11 < 21

11 est plus petit que 21, comme l'affirmera n'importe quelle personne ayant une élémentaire maîtrise de la relation d'ordre totale usuelle sur le corps des nombres réels.

[Non, ceci n'est pas un cours de maths.]

Je suis parfaitement consciente de ce que j'ai écrit dans le message précédent ; cependant je m'en vais inaugurer les lieux en narrant une parcelle de ma vie, que j'ai envie de partager avec ceux qui voudront bien prendre la peine de lire ce post.

11 et 21, comme deux jours du même mois, un mardi et un vendredi.
Deux journées pas vraiment ordinaires, sinon comment expliquer qu'elle ait marqué une gamine de pas encore dix ans et demi au point qu'un peu plus de deux fois plus âgée elle s'en souvienne avec une certaine précision ?

[Oui, oui, elle parle d'elle à la troisième personne. La classe, non ?]

Très peu de personnes en état et/ou âge de comprendre quelques notions basiques d'histoire, de politiques ou d'actualité ignorent ce qu'il s'est passé le 11 septembre 2001. Rappeler que 2966 personnes de 8 nationalités ont perdu la vie dans un acte terroriste aux proportions inédites, orchestré en quatre vagues parallèles dans des avions en provenance de l'Europe et en direction des Etats-Unis d'Amérique, rappeler l'onde de choc qui a traversé les pays occidentaux devant cette manifestation de puissance et d'éveil au grand public d'un nouveau terrorisme islamiste mettant en danger l'hégémonie américaine sur le globe, rappeler les dégâts matériels, psychologiques et les milliers de blessés, rappeler les conflits stériles, notamment en Afghanistan et en Irak qui en ont découlé, causant bien plus de victimes que les attentas initiaux, rappeler tout cela ne servirait probablement à rien.

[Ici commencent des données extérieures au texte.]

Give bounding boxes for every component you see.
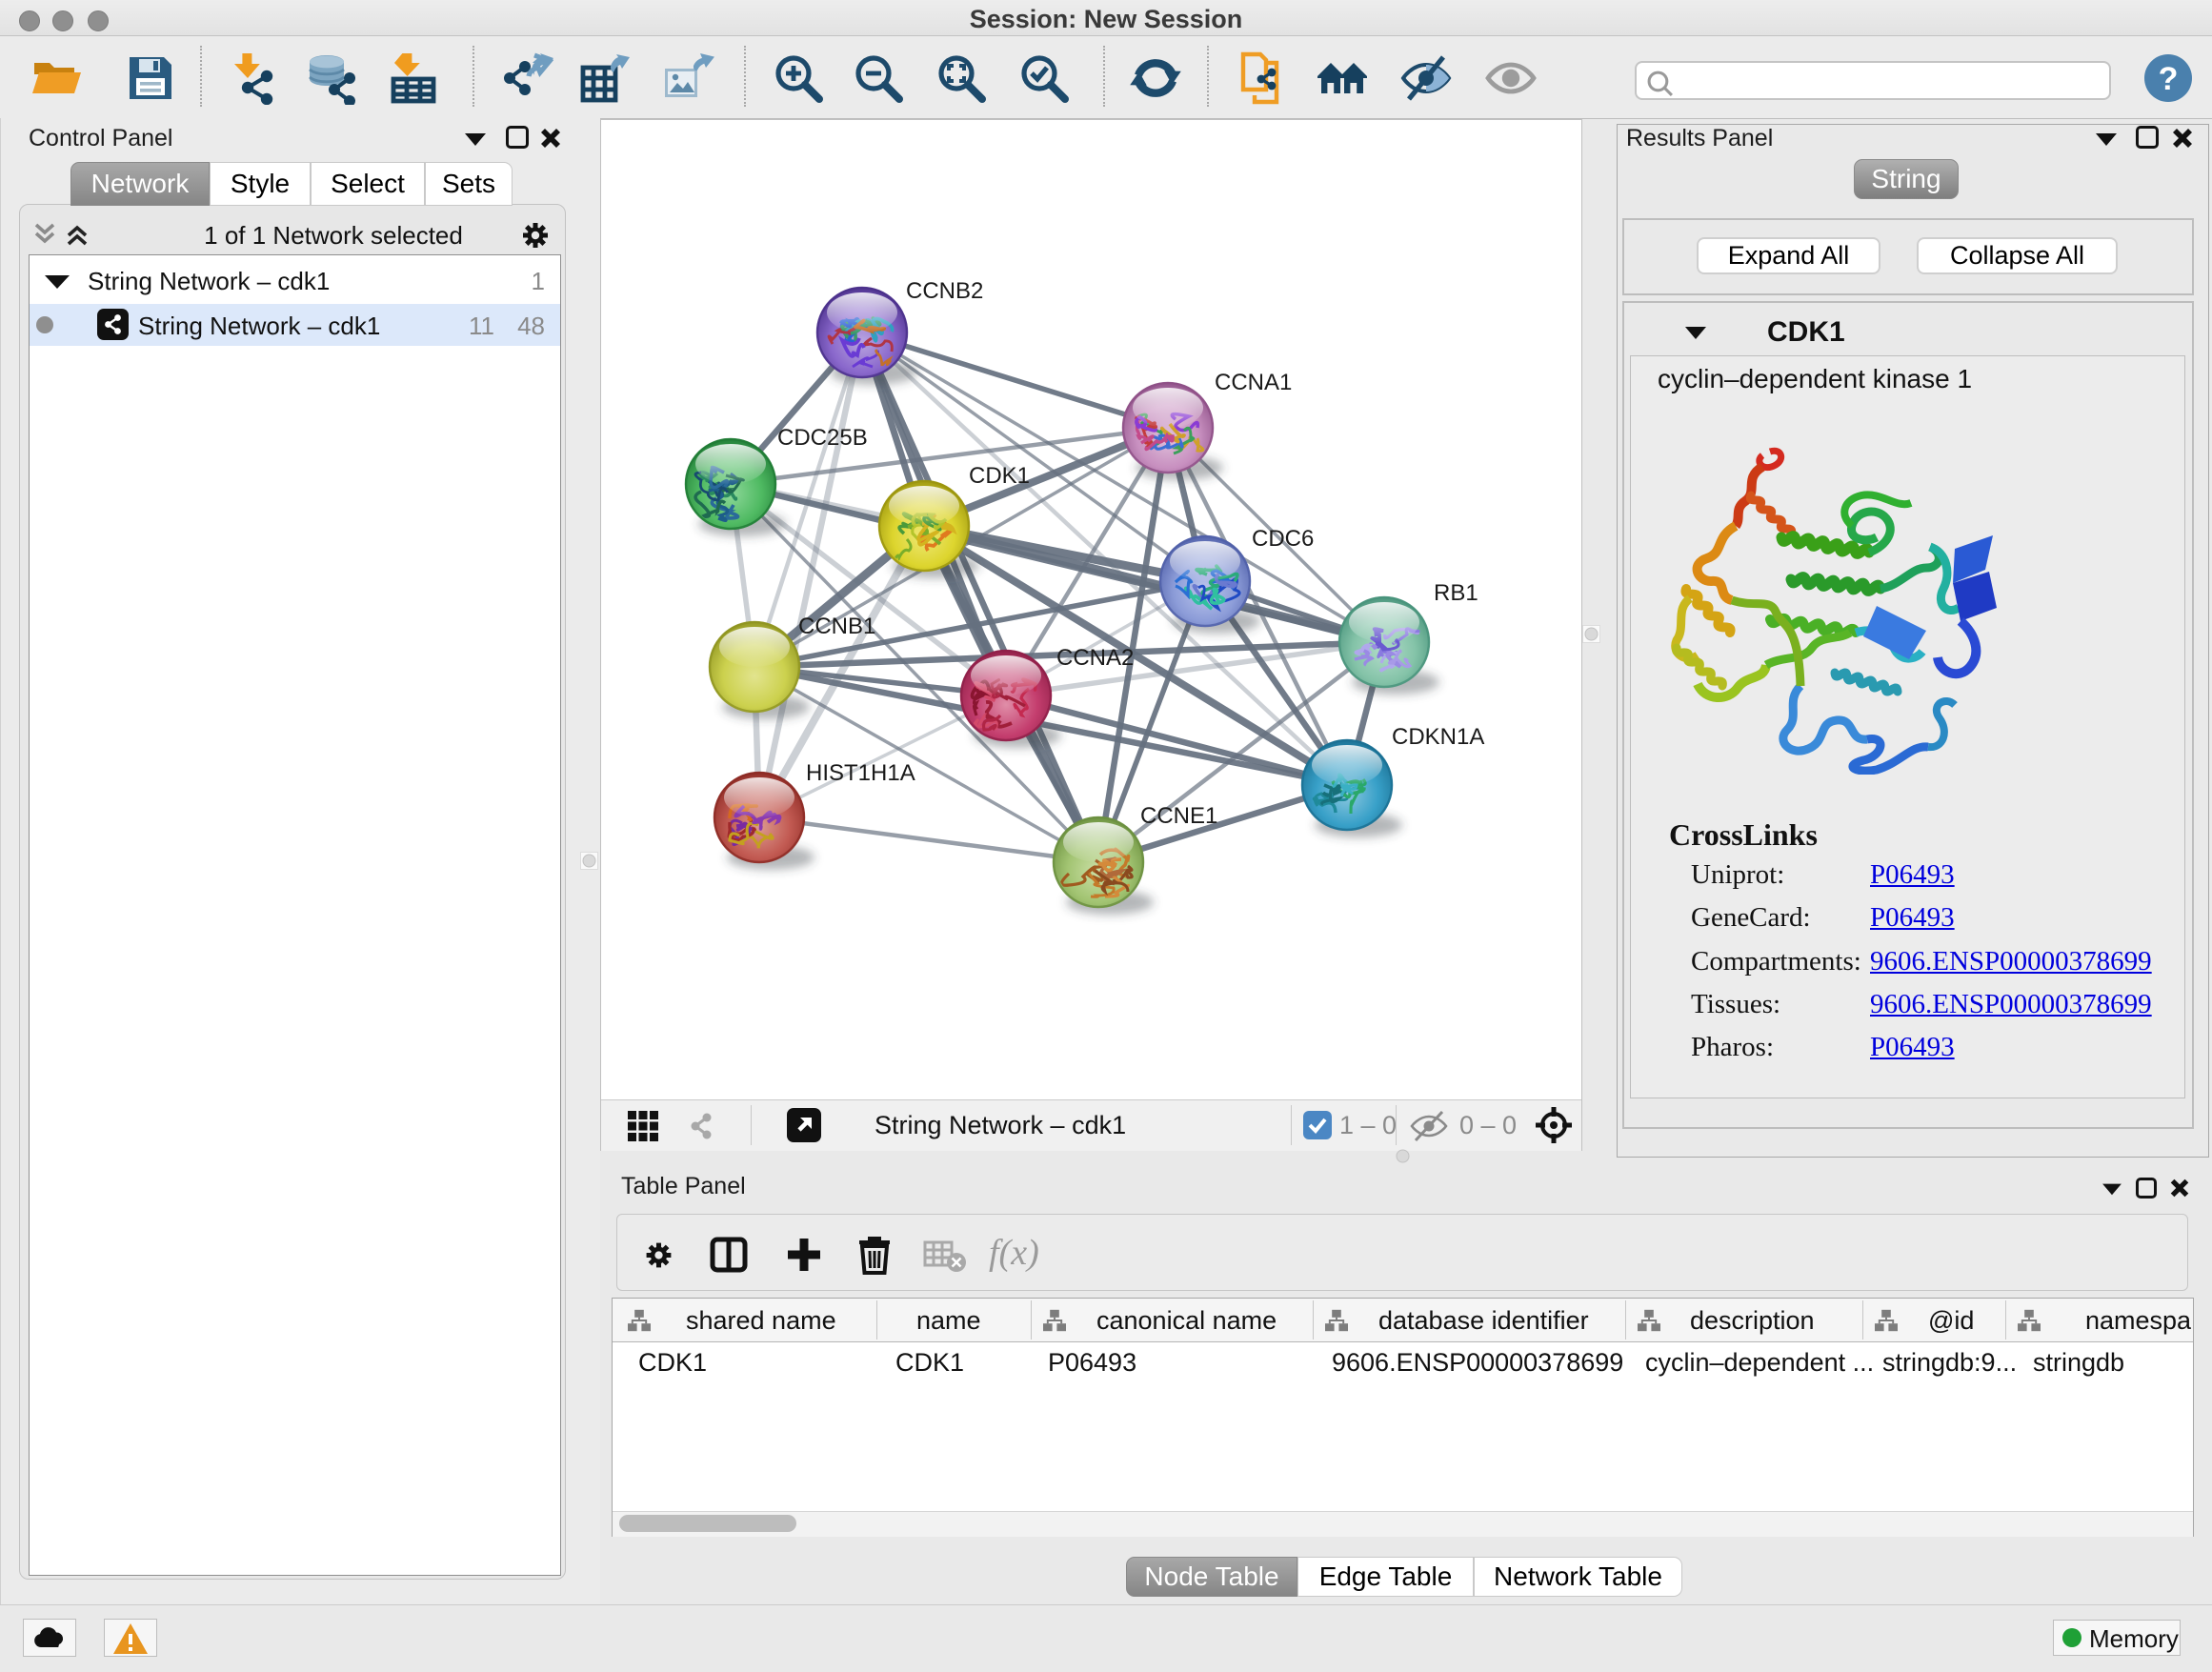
svg-text:CDKN1A: CDKN1A	[1392, 724, 1484, 750]
svg-text:CCNB1: CCNB1	[798, 614, 875, 639]
svg-text:CCNA2: CCNA2	[1056, 645, 1134, 671]
svg-text:RB1: RB1	[1434, 580, 1478, 606]
svg-text:CCNA1: CCNA1	[1215, 370, 1292, 395]
svg-text:CCNE1: CCNE1	[1140, 803, 1217, 829]
svg-text:HIST1H1A: HIST1H1A	[806, 760, 915, 786]
svg-text:?: ?	[2159, 61, 2179, 97]
svg-text:CCNB2: CCNB2	[906, 278, 983, 304]
svg-text:CDC6: CDC6	[1252, 526, 1314, 552]
svg-text:CDK1: CDK1	[969, 463, 1030, 489]
svg-text:CDC25B: CDC25B	[777, 425, 868, 451]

L'élève, tout récemment entrée que en sixième, que j'étais se souvient d'une camarade pendant la récréation de l'après-midi, lui expliquant une histoire assez incompréhensible à propos d'avions et de tours, loin, de l'autre côté de l'Atlantique. Ainsi que d'une soirée stupéfaite devant le poste de télévision à écouter maintes fois le récit des faits et des analystes tentant d'expliquer les tenants et les aboutissants alors que la liste des victimes s'allongeait, que les politiciens français multipliaient les annonces pour assurer leurs concitoyens de leur sécurité.


Davantage de gens ignorent, ou ne se souviennent plus des événements qui se sont déroulés dans le sud-ouest de la France dix jours plus tard, et nul ne saurait les en blâmer. Dans un climat tout à fait imaginable de choc, sécuritaire, d'indignation et d'une peur diffuse, les événements de cette journée m'ont marquée davantage, et je suis certainement loin d'être la seule dans ce cas-là, que les attentats des tours jumelles du World Trate Center.
Imaginez donc, à la fin de la récréation, matinale cette fois, que la sonnerie ne sonne pas et soir remplacée par des annonces demandant de se rester cloîtrée à l'intérieur des bâtiments jusqu'à nouvel ordre. Parmi de jeunes collégiens, encore secoués par les événements de la semaine précédente, concoctent les pires théories, à base d'attentats explosifs et d'avions détournés.

Après de très longues minutes d'attente, dans la panique et l'anxiété, le bruit circule à propos d'une explosion à Toulouse qui aurait dégagé des fumées toxiques dans l'atmosphère. L'inquiétude s'accroît encore, ainsi que la crainte d'un attentat, et se porte naturellement sur les parents (ont-ils été avertis ? sont-ils en danger ?), ainsi que sur la santé du chien d'une amie d'alors que l'on imagine déjà asphyxiés par des vapeurs nauséabondes et toxiques (à contre-coup, c'est très drôle ; à chaud, on stressait à mort pour la pauvre bête).

Un peu plus tard, alors que l'attente s'éternise dans le hall du collège, le proviseur-adjoint tente une sortie à travers à la cours, et en revient vivant et visiblement capable de respirer.
L'alerte est levée peu après et les cours reprennent leur cours (non, ça ne s'invente pas).

Je ne connaissais aucune des 30 victimes de l'explosion de l'usine AZF de Toulouse, seulement quelques amis qui ont eu les vitres soufflés et quelques dégâts mobiliers, et hier cela faisait, jour pour jour, onze ans.


[Tout compte fait, je n'ai pas la moindre idée de la raison pour laquelle j'ai raconté ça, probablement parce que j'y pensais récemment, j'imagine. Peut-être aussi parce que, ce lundi, un nouveau procès va avoir lieu pour déterminer les responsabilités, jusque ici restées bien floues, de ce dramatique accident.]